A técnica, chamada embolização das artérias meníngeas, será realizada no hospital Sírio-Libanês, em São Paulo, e é amplamente utilizada no tratamento de hematomas subdurais crônicos. O objetivo é impedir que o sangue se acumule novamente entre as meninges e o cérebro, minimizando riscos à saúde do presidente.
Na noite de segunda-feira (9), Lula começou a sentir fortes dores de cabeça e sonolência, relatando o desconforto durante compromissos com ministros e reuniões com lideranças do Congresso.

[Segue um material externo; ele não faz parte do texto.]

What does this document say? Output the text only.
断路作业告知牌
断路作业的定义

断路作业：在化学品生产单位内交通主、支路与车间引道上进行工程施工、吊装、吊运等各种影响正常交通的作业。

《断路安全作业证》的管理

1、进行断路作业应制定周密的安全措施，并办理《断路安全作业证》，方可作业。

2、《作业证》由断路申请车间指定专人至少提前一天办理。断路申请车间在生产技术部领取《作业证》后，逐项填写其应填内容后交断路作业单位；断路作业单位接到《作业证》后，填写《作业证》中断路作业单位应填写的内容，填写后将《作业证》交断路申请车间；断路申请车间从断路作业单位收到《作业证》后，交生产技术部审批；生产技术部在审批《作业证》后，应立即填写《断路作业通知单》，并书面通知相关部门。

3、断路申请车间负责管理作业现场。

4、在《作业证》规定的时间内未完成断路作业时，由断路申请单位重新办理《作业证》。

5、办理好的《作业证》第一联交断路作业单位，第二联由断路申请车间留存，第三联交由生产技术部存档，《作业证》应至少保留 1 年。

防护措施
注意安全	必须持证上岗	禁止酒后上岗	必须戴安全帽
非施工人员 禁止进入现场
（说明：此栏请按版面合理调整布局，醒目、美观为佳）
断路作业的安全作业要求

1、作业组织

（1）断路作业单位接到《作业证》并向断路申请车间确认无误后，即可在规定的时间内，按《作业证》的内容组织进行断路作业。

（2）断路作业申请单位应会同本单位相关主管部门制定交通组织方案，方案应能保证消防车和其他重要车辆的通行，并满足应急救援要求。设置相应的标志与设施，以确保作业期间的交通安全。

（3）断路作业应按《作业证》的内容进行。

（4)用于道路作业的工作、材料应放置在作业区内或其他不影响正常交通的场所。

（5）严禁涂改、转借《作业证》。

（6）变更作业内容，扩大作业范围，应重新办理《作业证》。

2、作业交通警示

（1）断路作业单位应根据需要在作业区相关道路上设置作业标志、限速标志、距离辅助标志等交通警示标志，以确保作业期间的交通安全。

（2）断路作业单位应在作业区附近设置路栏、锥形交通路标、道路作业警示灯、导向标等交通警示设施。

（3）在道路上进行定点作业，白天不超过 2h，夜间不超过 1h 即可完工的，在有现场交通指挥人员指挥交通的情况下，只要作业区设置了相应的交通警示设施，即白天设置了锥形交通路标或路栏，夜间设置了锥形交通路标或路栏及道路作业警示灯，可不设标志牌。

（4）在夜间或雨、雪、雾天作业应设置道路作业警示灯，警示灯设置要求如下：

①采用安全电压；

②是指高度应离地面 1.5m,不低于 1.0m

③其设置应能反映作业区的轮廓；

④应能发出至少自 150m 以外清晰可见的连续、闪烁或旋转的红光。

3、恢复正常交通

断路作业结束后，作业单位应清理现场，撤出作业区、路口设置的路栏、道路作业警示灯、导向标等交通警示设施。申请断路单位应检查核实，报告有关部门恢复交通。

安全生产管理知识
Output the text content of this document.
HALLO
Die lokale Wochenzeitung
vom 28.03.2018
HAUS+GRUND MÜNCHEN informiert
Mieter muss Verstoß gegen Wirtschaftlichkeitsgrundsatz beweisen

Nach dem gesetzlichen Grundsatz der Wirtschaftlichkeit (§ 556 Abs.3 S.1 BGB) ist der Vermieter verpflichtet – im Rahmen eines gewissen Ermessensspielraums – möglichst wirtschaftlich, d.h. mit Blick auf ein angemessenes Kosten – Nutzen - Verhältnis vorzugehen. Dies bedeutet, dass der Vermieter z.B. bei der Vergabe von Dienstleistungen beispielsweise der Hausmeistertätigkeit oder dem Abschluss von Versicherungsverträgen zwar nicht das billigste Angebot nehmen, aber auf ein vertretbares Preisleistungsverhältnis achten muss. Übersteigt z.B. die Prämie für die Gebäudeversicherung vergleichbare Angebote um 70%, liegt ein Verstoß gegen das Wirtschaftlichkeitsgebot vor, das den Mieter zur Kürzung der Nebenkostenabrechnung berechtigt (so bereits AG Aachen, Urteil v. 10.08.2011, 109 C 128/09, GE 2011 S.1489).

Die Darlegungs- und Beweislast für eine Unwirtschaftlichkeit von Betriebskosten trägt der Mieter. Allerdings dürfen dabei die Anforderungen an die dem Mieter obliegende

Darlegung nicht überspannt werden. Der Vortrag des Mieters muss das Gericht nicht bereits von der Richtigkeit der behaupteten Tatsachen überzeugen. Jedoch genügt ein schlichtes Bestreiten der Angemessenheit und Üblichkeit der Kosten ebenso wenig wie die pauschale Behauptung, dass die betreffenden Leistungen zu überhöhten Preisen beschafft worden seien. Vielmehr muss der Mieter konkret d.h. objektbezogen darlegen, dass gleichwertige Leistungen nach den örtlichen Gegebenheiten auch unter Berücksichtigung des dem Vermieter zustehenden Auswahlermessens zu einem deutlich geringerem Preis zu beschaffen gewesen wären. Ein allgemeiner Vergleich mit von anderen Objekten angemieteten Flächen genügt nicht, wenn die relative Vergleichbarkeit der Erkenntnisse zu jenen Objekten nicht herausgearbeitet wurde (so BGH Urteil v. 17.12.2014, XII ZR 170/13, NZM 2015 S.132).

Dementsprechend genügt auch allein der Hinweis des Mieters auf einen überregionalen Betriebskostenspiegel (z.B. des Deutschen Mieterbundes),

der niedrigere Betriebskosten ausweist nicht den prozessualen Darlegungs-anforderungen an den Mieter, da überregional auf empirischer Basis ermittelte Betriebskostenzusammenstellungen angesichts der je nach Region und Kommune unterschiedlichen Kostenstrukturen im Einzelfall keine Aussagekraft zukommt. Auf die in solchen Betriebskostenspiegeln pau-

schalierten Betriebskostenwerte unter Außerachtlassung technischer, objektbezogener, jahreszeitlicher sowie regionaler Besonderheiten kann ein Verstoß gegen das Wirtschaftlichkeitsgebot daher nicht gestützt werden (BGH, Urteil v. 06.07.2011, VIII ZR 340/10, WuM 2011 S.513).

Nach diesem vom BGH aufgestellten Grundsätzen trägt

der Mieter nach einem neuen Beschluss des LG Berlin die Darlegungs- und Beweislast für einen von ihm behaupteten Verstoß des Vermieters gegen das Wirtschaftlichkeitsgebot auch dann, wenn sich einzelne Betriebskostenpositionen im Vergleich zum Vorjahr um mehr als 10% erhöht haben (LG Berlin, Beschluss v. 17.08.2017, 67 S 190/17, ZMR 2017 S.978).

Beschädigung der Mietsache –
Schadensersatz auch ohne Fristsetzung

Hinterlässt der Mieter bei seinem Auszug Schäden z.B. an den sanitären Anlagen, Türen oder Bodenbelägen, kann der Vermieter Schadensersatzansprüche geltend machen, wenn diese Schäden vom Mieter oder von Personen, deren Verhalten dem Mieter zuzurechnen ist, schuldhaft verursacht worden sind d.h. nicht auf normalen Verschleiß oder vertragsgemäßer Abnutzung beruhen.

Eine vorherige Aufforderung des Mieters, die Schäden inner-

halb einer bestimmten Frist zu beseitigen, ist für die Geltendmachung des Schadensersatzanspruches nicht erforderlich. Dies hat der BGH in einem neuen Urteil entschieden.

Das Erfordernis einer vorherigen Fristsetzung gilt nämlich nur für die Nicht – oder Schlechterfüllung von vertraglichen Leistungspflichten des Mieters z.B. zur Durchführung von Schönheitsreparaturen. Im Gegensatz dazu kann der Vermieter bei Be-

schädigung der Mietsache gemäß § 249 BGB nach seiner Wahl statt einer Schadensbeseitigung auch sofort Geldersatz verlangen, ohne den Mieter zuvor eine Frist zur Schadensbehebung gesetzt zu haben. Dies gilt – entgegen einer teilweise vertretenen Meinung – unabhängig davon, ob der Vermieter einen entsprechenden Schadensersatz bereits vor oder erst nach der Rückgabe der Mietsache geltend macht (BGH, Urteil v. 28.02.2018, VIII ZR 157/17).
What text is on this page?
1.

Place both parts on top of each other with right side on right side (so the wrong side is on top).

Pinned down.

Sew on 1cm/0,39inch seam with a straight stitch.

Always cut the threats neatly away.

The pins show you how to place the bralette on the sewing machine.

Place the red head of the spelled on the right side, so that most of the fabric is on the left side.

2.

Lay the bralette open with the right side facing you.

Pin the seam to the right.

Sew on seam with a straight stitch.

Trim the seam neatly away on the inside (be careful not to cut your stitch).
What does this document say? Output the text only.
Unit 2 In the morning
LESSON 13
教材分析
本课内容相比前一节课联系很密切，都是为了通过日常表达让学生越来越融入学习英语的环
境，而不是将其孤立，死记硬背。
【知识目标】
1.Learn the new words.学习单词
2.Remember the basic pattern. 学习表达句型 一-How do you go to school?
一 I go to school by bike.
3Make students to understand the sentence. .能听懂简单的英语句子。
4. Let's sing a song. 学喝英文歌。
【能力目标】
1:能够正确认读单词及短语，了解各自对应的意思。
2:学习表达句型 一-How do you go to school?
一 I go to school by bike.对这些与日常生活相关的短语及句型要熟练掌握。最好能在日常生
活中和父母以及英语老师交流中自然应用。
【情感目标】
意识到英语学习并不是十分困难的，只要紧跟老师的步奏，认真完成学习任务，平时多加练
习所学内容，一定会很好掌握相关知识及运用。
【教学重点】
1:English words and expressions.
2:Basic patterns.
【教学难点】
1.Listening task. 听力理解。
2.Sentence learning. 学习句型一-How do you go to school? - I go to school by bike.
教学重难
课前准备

Inicialmente, faria exames apenas na manhã de terça-feira (10), mas a intensidade dos sintomas o levou ao hospital Sírio-Libanês em Brasília, de onde foi transferido para a unidade de São Paulo para uma cirurgia de emergência.
O procedimento inicial, uma craniotomia para drenagem do hematoma, foi considerado bem-sucedido, e Lula está em observação na UTI. O método de embolização, minimamente invasivo, consiste na inserção de um cateter para injetar material que bloqueia o fluxo de sangue nas artérias afetadas.
Indicada para pacientes neurologicamente estáveis, a técnica busca prevenir novos hematomas e acelerar a recuperação. Segundo boletim médico, Lula encontra-se lúcido, orientado e passou a noite de maneira estável, ainda com um dreno cerebral instalado e aguardando novos exames para monitoramento.
A equipe médica responsável inclui os especialistas Roberto Kalil Filho, Marcos Stavale e a infectologista Ana Helena Germoglio. O presidente foi acompanhado em todos os momentos pela primeira-dama, Rosângela da Silva, conhecida como Janja, que tem estado ao seu lado desde o início do episódio.
O caso traz à tona a importância do diagnóstico precoce e do monitoramento constante em situações neurológicas. Enquanto isso, a recuperação de Lula é vista como uma prioridade nacional, com o procedimento de quinta-feira sendo um passo crucial para garantir sua plena reabilitação e retorno às atividades presidenciais.